IT managers are facing a tough predicament: a head-on collision between two vastly talented yet differing generations, both vying for full-time employment in a fast-shrinking economy. And it's happening everywhere. "Baby boomers coming back into the market is very common," says Brooke Kline, chief technology officer at iBank, a Costa Mesa, Calif.-based money management firm. "At the same time, we have just as many millennials coming out of college looking to explore new opportunities."
Deciding whom to hire -- or lay off -- requires sorting through a minefield of competing technical expertise, business acumen, cultural preferences and career expectations.
New Rules
Baby boomers and millennials might have eased by each other in the workplace with no clash at all, as boomers gradually retired and millennials moved in and up the ranks. But a faltering economy changed all that.
Over the past 15 months, the stock market has wiped out $2 trillion in Americans' retirement savings, according to the Congressional Budget Office.

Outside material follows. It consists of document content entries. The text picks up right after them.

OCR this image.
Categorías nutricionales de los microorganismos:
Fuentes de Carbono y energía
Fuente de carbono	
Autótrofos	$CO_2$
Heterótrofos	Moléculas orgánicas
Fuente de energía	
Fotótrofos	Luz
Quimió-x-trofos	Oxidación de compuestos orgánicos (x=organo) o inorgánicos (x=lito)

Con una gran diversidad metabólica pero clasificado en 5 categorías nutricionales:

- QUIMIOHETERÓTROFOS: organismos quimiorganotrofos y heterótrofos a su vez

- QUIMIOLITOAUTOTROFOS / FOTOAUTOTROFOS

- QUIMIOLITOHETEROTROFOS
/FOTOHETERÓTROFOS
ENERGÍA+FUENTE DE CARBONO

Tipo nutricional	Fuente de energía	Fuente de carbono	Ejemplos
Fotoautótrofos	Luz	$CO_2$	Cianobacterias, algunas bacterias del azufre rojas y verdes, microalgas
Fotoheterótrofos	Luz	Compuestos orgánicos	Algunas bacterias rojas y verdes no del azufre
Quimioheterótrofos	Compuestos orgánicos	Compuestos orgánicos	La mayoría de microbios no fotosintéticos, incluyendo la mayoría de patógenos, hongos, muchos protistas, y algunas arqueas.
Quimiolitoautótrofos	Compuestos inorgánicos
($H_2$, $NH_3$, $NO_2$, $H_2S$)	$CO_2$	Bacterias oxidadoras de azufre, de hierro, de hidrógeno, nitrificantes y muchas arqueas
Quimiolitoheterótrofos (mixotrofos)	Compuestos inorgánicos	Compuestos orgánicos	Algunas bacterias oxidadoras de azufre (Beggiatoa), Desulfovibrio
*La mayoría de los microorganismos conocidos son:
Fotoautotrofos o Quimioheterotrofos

And even before the financial crisis hit full force, a February 2008 survey by job site CareerBuilder.com revealed that nearly three out of five U.S. workers age 50 or older were planning to look for work elsewhere after retiring from their current jobs.
And that can put them into competition with candidates their children's ages, says Horne, because once an employee retires, he loses his seniority. "I have realistic expectations that I'm not going to be appointed vice president," he says.
As boomers struggle to resuscitate their careers and millennials flood the workforce, IT managers are having to rethink what it means to be an IT professional and to weigh the relative value of traditional and new-age skills.
That's not always easy. For example, millennials have a tendency to eat, sleep and breathe Web 2.0 technologies, and the value of that may not be immediately clear to a hiring manager.